El estancamiento en la novela es algo normal que los escritores nunca descubren a sus semejantes. Nadie habla de sus miserias, pero todo novelista es consciente de las suyas.
Y como buen navío, la novela se estanca. Unas veces, porque se ha perdido el rumbo. Otras, porque se ha evaporado la inspiración. Las más, porque ha cundido el desánimo o el cansancio. Hay que pensar que el escritor-neófito puede llevar un año aporreando su ordenador en muy malas condiciones (por las mañanas, en el trabajo mientras su jefe baja al bar a tomarse un café; por las tardes, con una niña a cuestas que le tira de la oreja y le intenta quitar las gafas; por las noches, entre gritos de su media-orange que le recrimina que no cumple en la cama y que se va a ir con el fontanero o el cartero).

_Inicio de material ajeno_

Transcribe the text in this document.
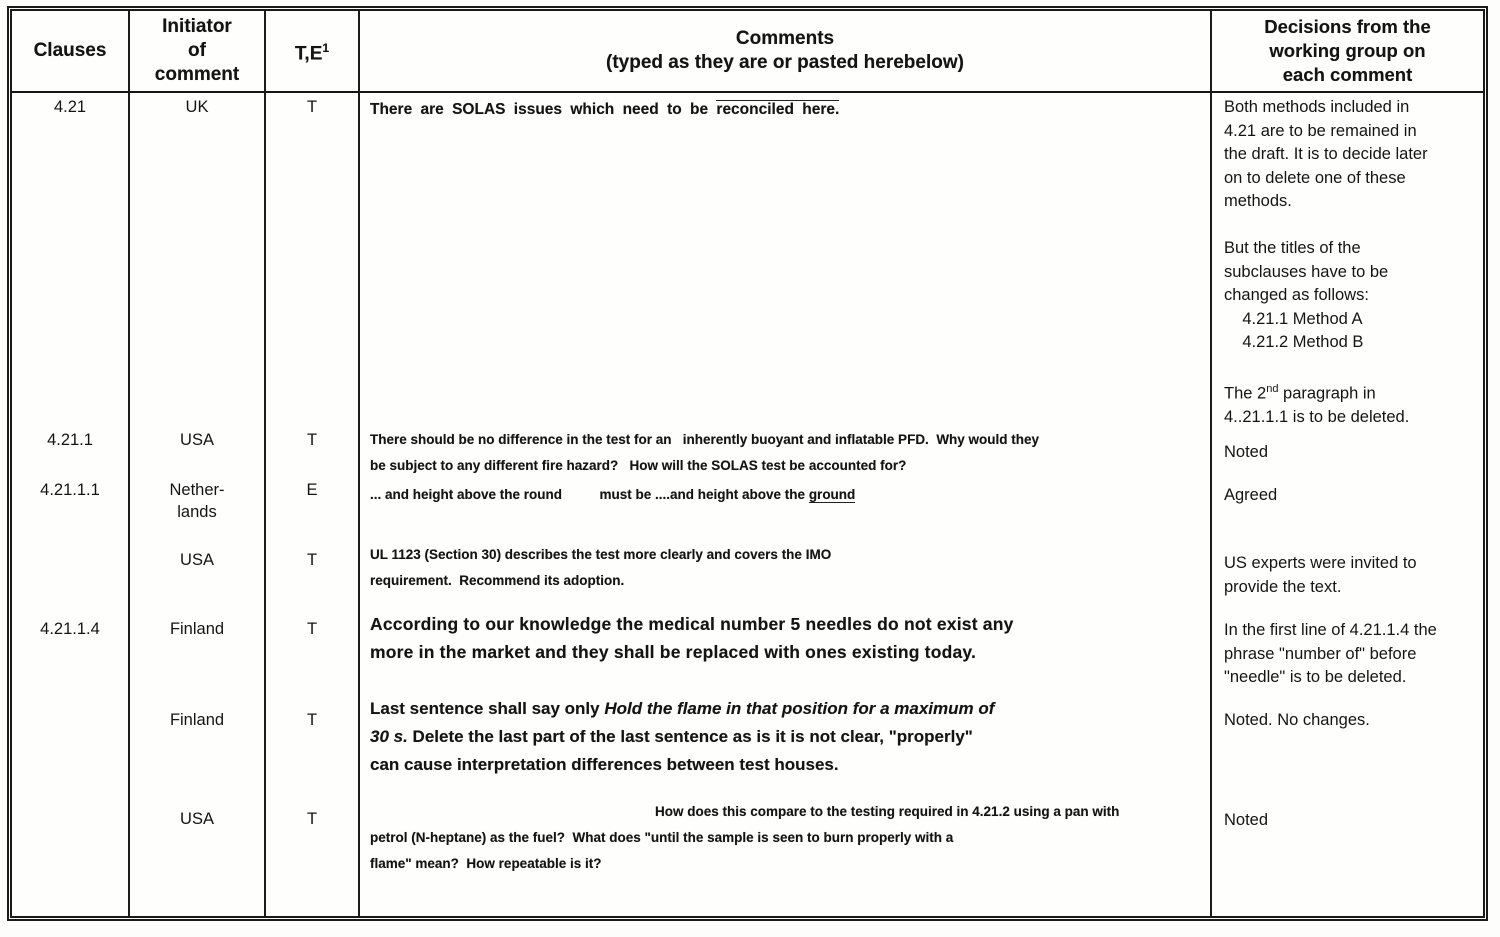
Clauses
Initiator
of
comment
$T,E^1$	Comments
(typed as they are or pasted herebelow)
Decisions from the
working group on
each comment
4.21
4.21.1
4.21.1.1
4.21.1.4
UK
USA
Nether-
lands
USA
Finland
Finland
USA
T
T
E
T
T
T
T
There are SOLAS issues which need to be reconciled here.
There should be no difference in the test for an   inherently buoyant and inflatable PFD.  Why would they
be subject to any different fire hazard?   How will the SOLAS test be accounted for?
... and height above the round          must be ....and height above the ground
UL 1123 (Section 30) describes the test more clearly and covers the IMO
requirement.  Recommend its adoption.
According to our knowledge the medical number 5 needles do not exist any
more in the market and they shall be replaced with ones existing today.
Last sentence shall say only Hold the flame in that position for a maximum of
30 s. Delete the last part of the last sentence as is it is not clear, "properly"
can cause interpretation differences between test houses.
How does this compare to the testing required in 4.21.2 using a pan with
petrol (N-heptane) as the fuel?  What does "until the sample is seen to burn properly with a
flame" mean?  How repeatable is it?
Both methods included in
4.21 are to be remained in
the draft. It is to decide later
on to delete one of these
methods.

But the titles of the
subclauses have to be
changed as follows:
4.21.1 Method A
4.21.2 Method B

The 2nd paragraph in
4..21.1.1 is to be deleted.
Noted
Agreed
US experts were invited to
provide the text.
In the first line of 4.21.1.4 the
phrase "number of" before
"needle" is to be deleted.
Noted. No changes.
Noted
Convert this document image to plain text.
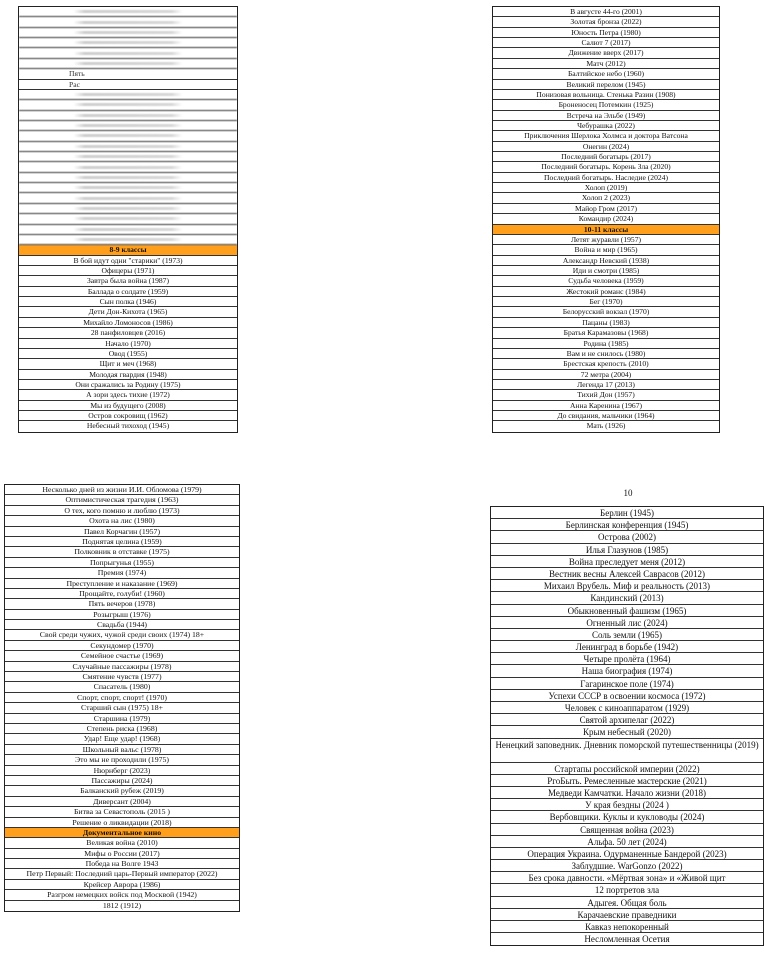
Пять
Рас
8-9 классы
В бой идут одни "старики" (1973)
Офицеры (1971)
Завтра была война (1987)
Баллада о солдате (1959)
Сын полка (1946)
Дети Дон-Кихота (1965)
Михайло Ломоносов (1986)
28 панфиловцев (2016)
Начало (1970)
Овод (1955)
Щит и меч (1968)
Молодая гвардия (1948)
Они сражались за Родину (1975)
А зори здесь тихие (1972)
Мы из будущего (2008)
Остров сокровищ (1962)
Небесный тихоход (1945)
В августе 44-го (2001)
Золотая бронза (2022)
Юность Петра (1980)
Салют 7 (2017)
Движение вверх (2017)
Матч (2012)
Балтийское небо (1960)
Великий перелом (1945)
Понизовая вольница. Стенька Разин (1908)
Броненосец Потемкин (1925)
Встреча на Эльбе (1949)
Чебурашка (2022)
Приключения Шерлока Холмса и доктора Ватсона
Онегин (2024)
Последний богатырь (2017)
Последний богатырь. Корень Зла (2020)
Последний богатырь. Наследие (2024)
Холоп (2019)
Холоп 2 (2023)
Майор Гром (2017)
Командир (2024)
10-11 классы
Летят журавли (1957)
Война и мир (1965)
Александр Невский (1938)
Иди и смотри (1985)
Судьба человека (1959)
Жестокий романс (1984)
Бег (1970)
Белорусский вокзал (1970)
Пацаны (1983)
Братья Карамазовы (1968)
Родина (1985)
Вам и не снилось (1980)
Брестская крепость (2010)
72 метра (2004)
Легенда 17 (2013)
Тихий Дон (1957)
Анна Каренина (1967)
До свидания, мальчики (1964)
Мать (1926)
Несколько дней из жизни И.И. Обломова (1979)
Оптимистическая трагедия (1963)
О тех, кого помню и люблю (1973)
Охота на лис (1980)
Павел Корчагин (1957)
Поднятая целина (1959)
Полковник в отставке (1975)
Попрыгунья (1955)
Премия (1974)
Преступление и наказание (1969)
Прощайте, голуби! (1960)
Пять вечеров (1978)
Розыгрыш (1976)
Свадьба (1944)
Свой среди чужих, чужой среди своих (1974) 18+
Секундомер (1970)
Семейное счастье (1969)
Случайные пассажиры (1978)
Смятение чувств (1977)
Спасатель (1980)
Спорт, спорт, спорт! (1970)
Старший сын (1975) 18+
Старшина (1979)
Степень риска (1968)
Удар! Еще удар! (1968)
Школьный вальс (1978)
Это мы не проходили (1975)
Нюрнберг (2023)
Пассажиры (2024)
Балканский рубеж (2019)
Диверсант (2004)
Битва за Севастополь (2015 )
Решение о ликвидации (2018)
Документальное кино
Великая война (2010)
Мифы о России (2017)
Победа на Волге 1943
Петр Первый: Последний царь-Первый император (2022)
Крейсер Аврора (1986)
Разгром немецких войск под Москвой (1942)
1812 (1912)
10
Берлин (1945)
Берлинская конференция (1945)
Острова (2002)
Илья Глазунов (1985)
Война преследует меня (2012)
Вестник весны Алексей Саврасов (2012)
Михаил Врубель. Миф и реальность (2013)
Кандинский (2013)
Обыкновенный фашизм (1965)
Огненный лис (2024)
Соль земли (1965)
Ленинград в борьбе (1942)
Четыре пролёта (1964)
Наша биография (1974)
Гагаринское поле (1974)
Успехи СССР в освоении космоса (1972)
Человек с киноаппаратом (1929)
Святой архипелаг (2022)
Крым небесный (2020)
Ненецкий заповедник. Дневник поморской путешественницы (2019)
Стартапы российской империи (2022)
РгоБыть. Ремесленные мастерские (2021)
Медведи Камчатки. Начало жизни (2018)
У края бездны (2024 )
Вербовщики. Куклы и кукловоды (2024)
Священная война (2023)
Альфа. 50 лет (2024)
Операция Украина. Одурманенные Бандерой (2023)
Заблудшие. WarGonzo (2022)
Без срока давности. «Мёртвая зона» и «Живой щит
12 портретов зла
Адыгея. Общая боль
Карачаевские праведники
Кавказ непокоренный
Несломленная Осетия
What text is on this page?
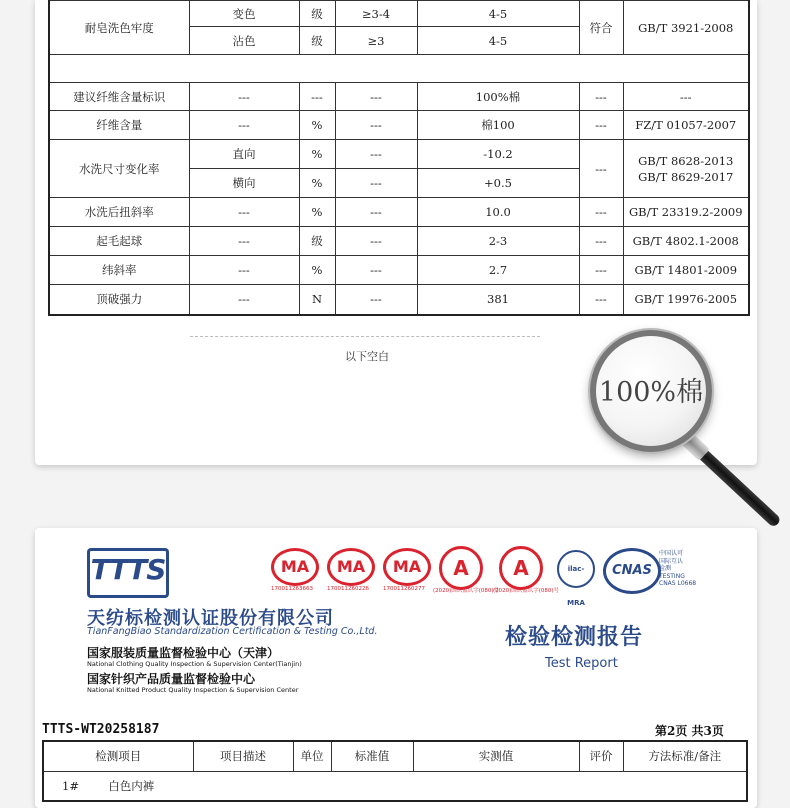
耐皂洗色牢度	变色	级	≥3-4	4-5	符合	GB/T 3921-2008
	沾色	级	≥3	4-5		

建议纤维含量标识	---	---	---	100%棉	---	---
纤维含量	---	%	---	棉100	---	FZ/T 01057-2007
水洗尺寸变化率	直向	%	---	-10.2	---	GB/T 8628-2013 GB/T 8629-2017
	横向	%	---	+0.5		
水洗后扭斜率	---	%	---	10.0	---	GB/T 23319.2-2009
起毛起球	---	级	---	2-3	---	GB/T 4802.1-2008
纬斜率	---	%	---	2.7	---	GB/T 14801-2009
顶破强力	---	N	---	381	---	GB/T 19976-2005
以下空白
100%棉
TTTS	MA
170011263663
MA
170011260226
MA
170011260277
A
(2020)国认监认字(080)号
A
(2020)国认监认字(080)号
ilac-MRA
CNAS
中国认可
国际互认
检测
TESTING
CNAS L0668
天纺标检测认证股份有限公司
TianFangBiao Standardization Certification & Testing Co.,Ltd.
国家服装质量监督检验中心（天津）
National Clothing Quality Inspection & Supervision Center(Tianjin)
国家针织产品质量监督检验中心
National Knitted Product Quality Inspection & Supervision Center
检验检测报告
Test Report
TTTS-WT20258187	第2页 共3页
检测项目	项目描述	单位	标准值	实测值	评价	方法标准/备注
1#	白色内裤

Entonces, llega ese momento de pérdida de perspectiva, de agotamiento psíquico. Los recuerdos del autor se han introducido por todos los resquicios de la novela pervirtiendo la trama; los personajes han tomado al asalto sus papeles haciendo de su capa un sayo; el tono del narrador se ha impostado; el estilo ha languidecido. Total, el libro comienza a ser un desastre. Páginas innecesarias, escenas vacías, personajes huecos; conclusión: novela futil.
Es en ese preciso momento cuando la decimocuarta crisis asoma su oreja. Una crisis bestial, absoluta, de una soledad terrorífica. Porque, no se engañe nadie, un libro inacabado no es un libro. Un libro con principio y sin final puede ser muchas cosas, pero nunca nada serio. Como mucho, literatura basura.
Así que el escritor entra en un momento de pánico escénico donde piensa que todo su esfuerzo se va a ir al garete, que no va a salir nada publicable porque no sabe cómo continuar con el manuscrito.
En esos momentos, que no se ven pero se intuyen, el profesional de las letras llora amargamente y se acuerda de todos aquellos que se burlaron de sus inflamadas palabras cuando decidió dedicarse a escribir. Tenían razón, le conocían mejor que él a sí mismo.
Entonces sólo vislumbrará la vergüenza ante una pregunta tan simple como ¿qué tal va tu libro? que le podrá realizar cualquiera de las diez mil persona que le rodean (desde la panadera hasta el jefe de la empresa) y a las que comunicó felizmente la trascendente decisión.
El pobre quedará abandonado en su cuarto oscuro, sin salir a la calle durante una temporada, paseando desnudo. Todo su orgullo, toda su altanería, estarán por los suelos.